The Video Graveyard likes the flick, saying: "In the small town of Porterville, […] Sally and Ruby kill off anybody who happens to piss them off — or try to take their home away from them. This gives the makers plenty of opportunity for various death scenes, but apart from a few bloody moments in the finale (involving a chainsaw and gross use of formaldehyde), it seems like the murders are cut fairly short — which may be one of director JimmyO's various nods to the original Texas Chain Saw Massacre (1973 / trailer) […] But I will admit when a womanizer gets a sparkler in a very uncomfortable place it certainly was creative. Chainsaw Sally is certainly a demented ride and it's filled with quirky characters and dark humour. I had a fun time with it even if a few minor problems did spring up.
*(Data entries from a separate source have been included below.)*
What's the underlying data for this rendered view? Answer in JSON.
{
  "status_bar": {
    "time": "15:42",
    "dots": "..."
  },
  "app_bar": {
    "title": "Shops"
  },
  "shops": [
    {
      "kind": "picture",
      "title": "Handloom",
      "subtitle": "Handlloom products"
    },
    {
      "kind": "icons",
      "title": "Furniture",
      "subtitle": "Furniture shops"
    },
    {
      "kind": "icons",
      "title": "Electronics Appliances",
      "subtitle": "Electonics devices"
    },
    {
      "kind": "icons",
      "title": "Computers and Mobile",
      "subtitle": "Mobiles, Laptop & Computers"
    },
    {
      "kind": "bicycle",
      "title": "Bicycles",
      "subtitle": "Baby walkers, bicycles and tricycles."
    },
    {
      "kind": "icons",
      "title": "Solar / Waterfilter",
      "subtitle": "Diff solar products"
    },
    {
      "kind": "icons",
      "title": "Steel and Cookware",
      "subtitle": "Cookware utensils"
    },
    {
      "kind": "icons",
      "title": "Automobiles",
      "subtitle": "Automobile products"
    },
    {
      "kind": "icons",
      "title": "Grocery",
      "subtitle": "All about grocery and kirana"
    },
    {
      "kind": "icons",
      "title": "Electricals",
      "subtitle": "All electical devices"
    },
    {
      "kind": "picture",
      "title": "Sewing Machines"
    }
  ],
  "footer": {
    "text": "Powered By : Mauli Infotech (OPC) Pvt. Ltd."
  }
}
The main things holding this back from outright greatness (it'll still be a cult favourite, mark my words) is the fact the movie is a bit loosely structured and the script never really develops its set-up of having Sally and Ruby being deranged cannibals — sure, we're given flashbacks to their parents murders […], but a build-up to their nuttiness might've been cool as well."
Chainsaw Sally
Trailer:
Chainsaw Sally went on to spawn an internet series, The Chainsaw Sally Show, episodes of which have been edited together into two movies, The Chainsaw Sally Show (2010) and The Chainsaw Sally Show Season 2 (2012). It seems, going by the poster below, an animated series is currently in the works.


Horror Business
(2005, writ & dir Christopher P. Garetano)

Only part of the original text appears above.